Deonte Brown

Profile
- Position: Offensive guard

Personal information
- Born: January 15, 1998 (age 28) Decatur, Alabama, U.S.
- Listed height: 6 ft 3 in (1.91 m)
- Listed weight: 344 lb (156 kg)

Career information
- High school: Austin (Decatur)
- College: Alabama (2016–2020)
- NFL draft: 2021: 6th round, 193rd overall pick

Career history
- Carolina Panthers (2021–2023); Birmingham Stallions (2024–2025);

Awards and highlights
- 2× CFP national champion (2017, 2020); UFL champion (2024); First-team All-SEC (2020);

Career NFL statistics
- Games played: 3
- Stats at Pro Football Reference

= Deonte Brown =

American football player (born 1998)

Deonte Brown (born January 15, 1998) is an American professional football offensive guard. He played college football at Alabama.

==Early life==
Brown attended Austin High School in Decatur, Alabama. He played in the 2016 Under Armour All-American Game. He committed to the University of Alabama to play college football.

==College career==
Brown played at Alabama from 2016 to 2020. After redshirting his first year in 2016, he spent 2017 as a backup before becoming a starter midway through 2018. Overall he played in 48 games and made 26 starts.

==Professional career==

Pre-draft measurables
| Height | Weight | Arm length | Hand span | 40-yard dash | 10-yard split | 20-yard split | 20-yard shuttle | Three-cone drill | Vertical jump | Broad jump |
| 6 ft 3+1⁄4 in (1.91 m) | 344 lb (156 kg) | 32+7⁄8 in (0.84 m) | 9+1⁄4 in (0.23 m) | 5.57 s | 1.96 s | 3.15 s | 5.18 s | 8.33 s | 27.0 in (0.69 m) | 8 ft 0 in (2.44 m) |
All values from Pro Day

=== Carolina Panthers ===
Brown was drafted by the Carolina Panthers in the sixth round, 193rd overall, of the 2021 NFL draft. He signed his four-year rookie contract on May 13, 2021. He was placed on injured reserve on October 16. He was activated on November 30.

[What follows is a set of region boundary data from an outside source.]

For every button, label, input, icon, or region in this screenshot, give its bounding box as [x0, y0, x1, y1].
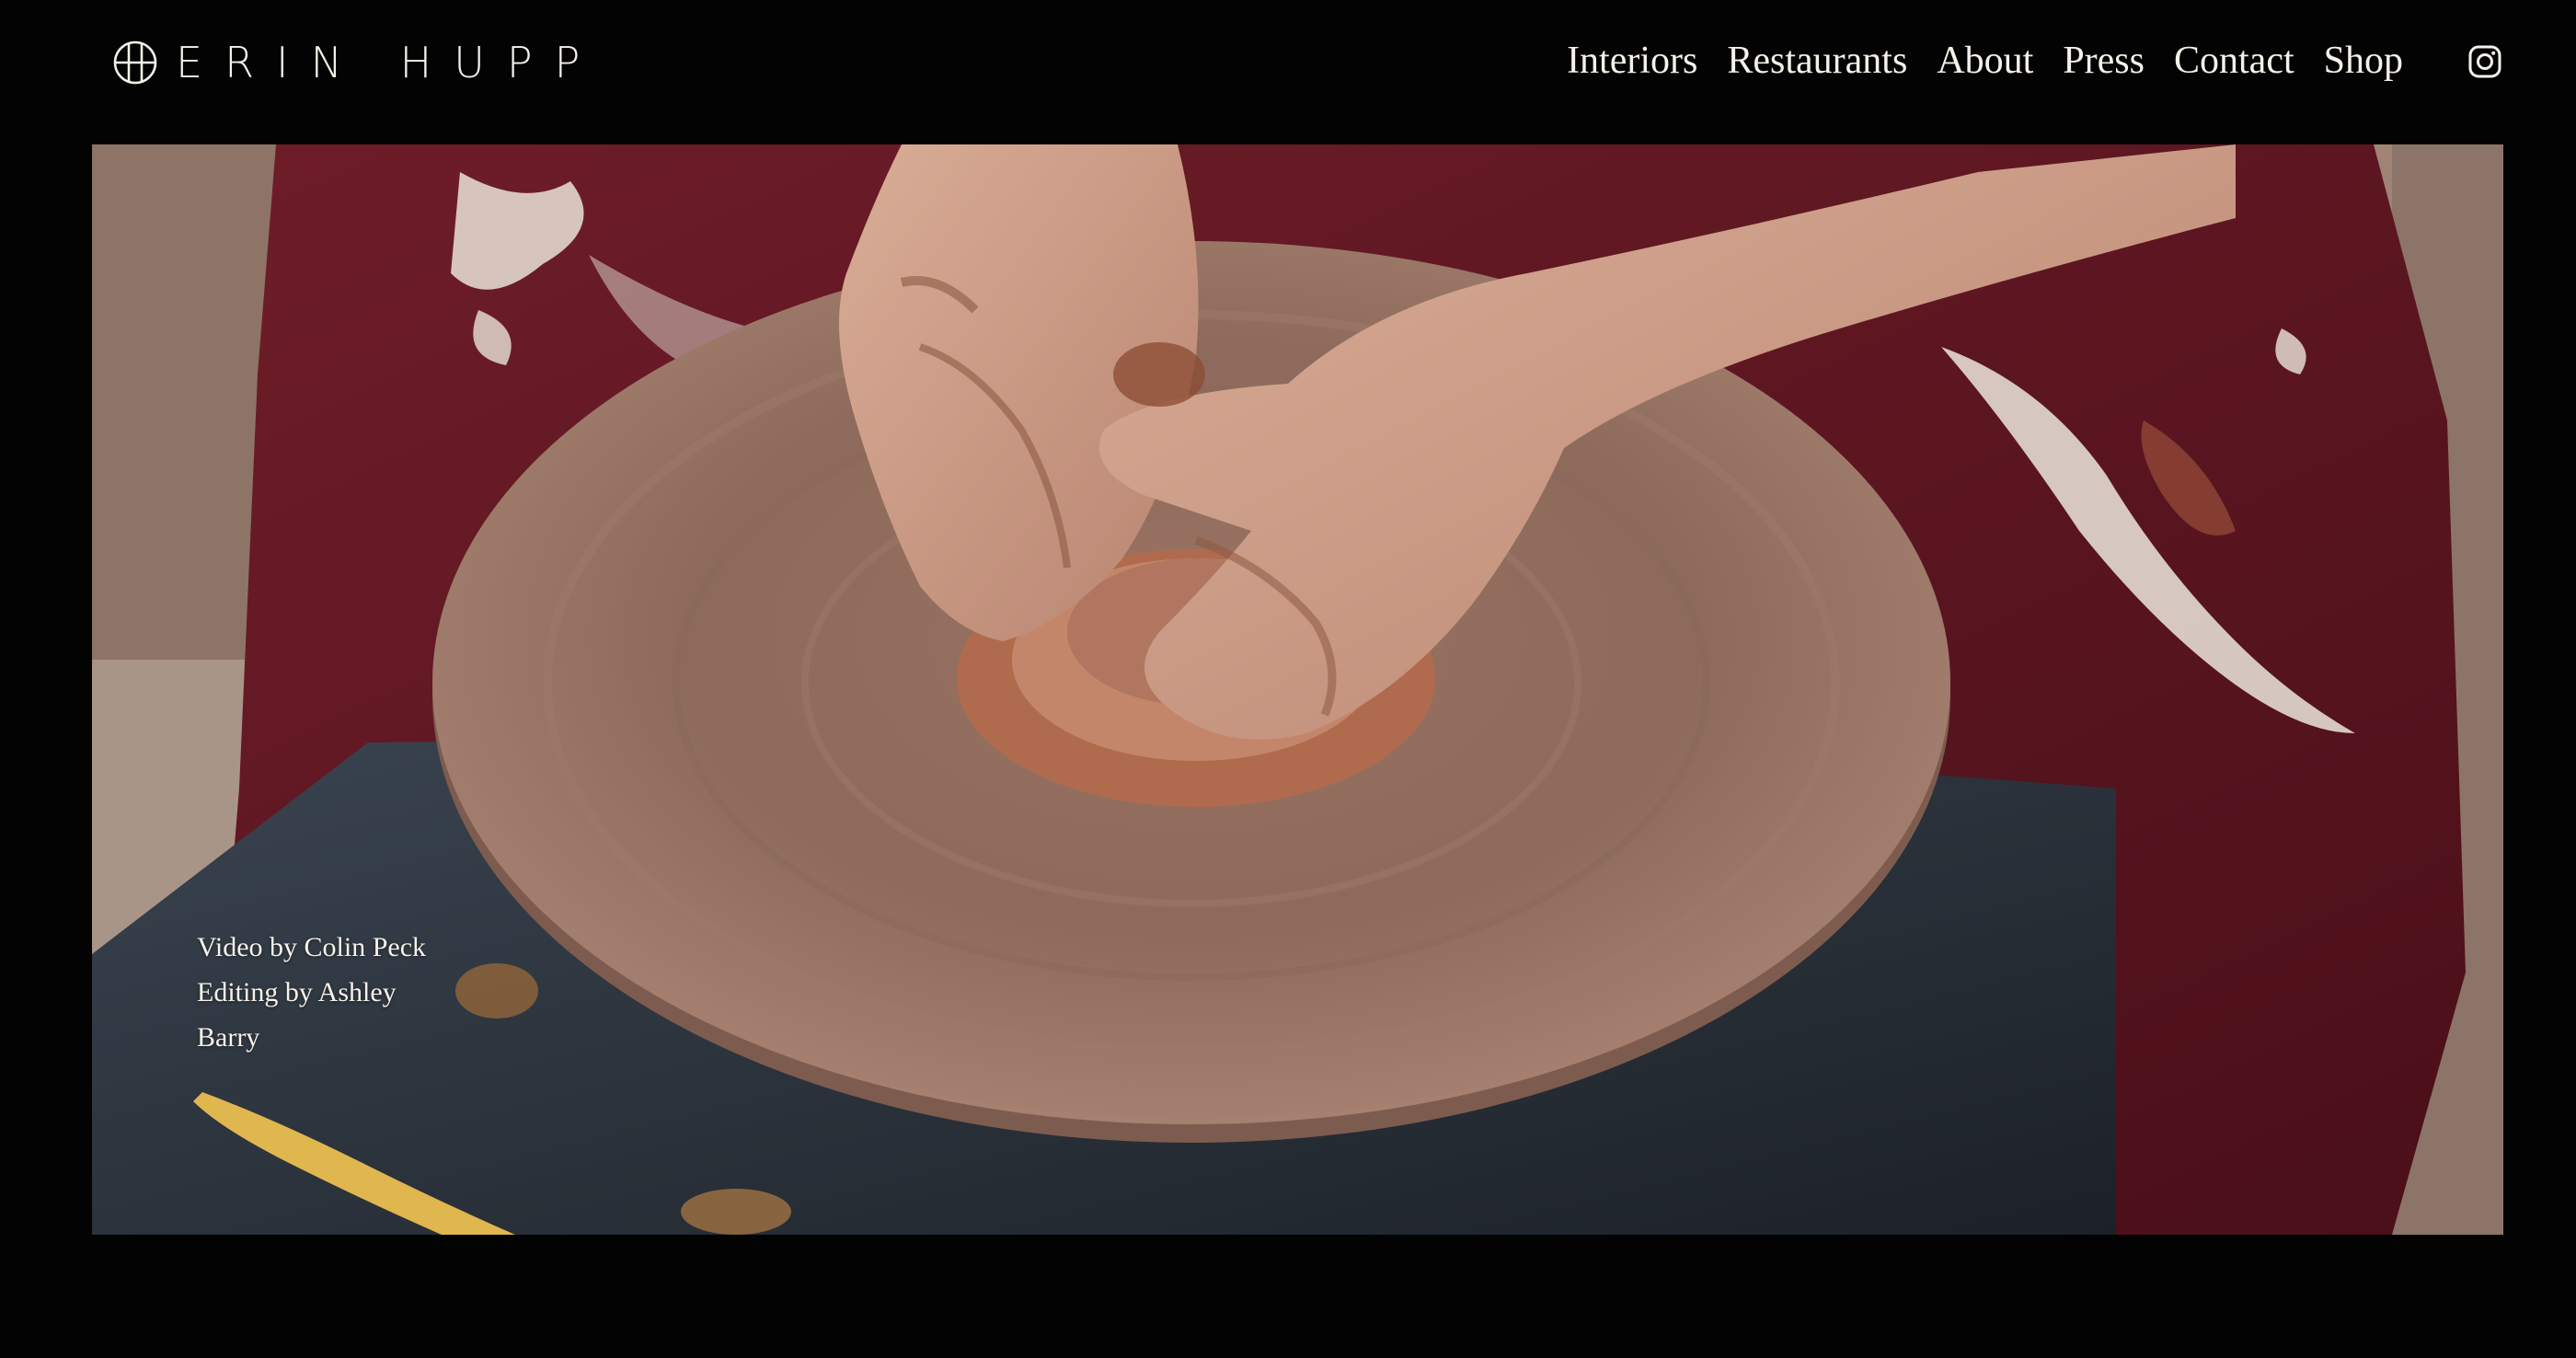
page: ERIN HUPP Interiors Restaurants About Pr…: [0, 0, 2576, 1358]
nav-link-shop[interactable]: Shop: [2324, 33, 2403, 88]
nav-link-contact[interactable]: Contact: [2174, 33, 2294, 88]
brand-name: ERIN HUPP: [176, 38, 603, 87]
circle-monogram-icon: [113, 40, 157, 85]
site-header: ERIN HUPP Interiors Restaurants About Pr…: [0, 0, 2576, 144]
nav-link-press[interactable]: Press: [2063, 33, 2145, 88]
hero-video[interactable]: Video by Colin Peck Editing by Ashley Ba…: [92, 144, 2503, 1235]
credit-line-editing: Editing by Ashley: [197, 977, 397, 1007]
nav-link-restaurants[interactable]: Restaurants: [1727, 33, 1907, 88]
instagram-icon: [2468, 45, 2501, 78]
credit-line-video: Video by Colin Peck: [197, 932, 427, 962]
pottery-wheel-scene: [92, 144, 2503, 1235]
instagram-link[interactable]: [2467, 44, 2502, 79]
nav-link-interiors[interactable]: Interiors: [1567, 33, 1697, 88]
video-credits: Video by Colin Peck Editing by Ashley Ba…: [197, 925, 473, 1060]
credit-line-editor-surname: Barry: [197, 1022, 260, 1053]
logo-link[interactable]: ERIN HUPP: [111, 40, 602, 85]
nav-link-about[interactable]: About: [1937, 33, 2033, 88]
main-nav: Interiors Restaurants About Press Contac…: [1567, 33, 2403, 88]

On August 30, 2022, Brown was waived by the Panthers and signed to the practice squad the next day. He signed a reserve/future contract on January 9, 2023.

On August 29, 2023, Brown was waived during final roster cuts, but signed to the practice squad the following day. He was released on November 14. On November 30, Brown was re-signed to the practice squad. He was not signed to a reserve/future contract and thus became a free agent at the end of the season upon the expiration of his practice squad contract.

=== Birmingham Stallions ===
On January 19, 2024, Brown signed with the Birmingham Stallions of the United Football League (UFL). He was placed on injured reserve on March 31, 2024. He was activated on June 4. Brown re-signed with the team on August 21, 2024. He was released on March 1, 2026.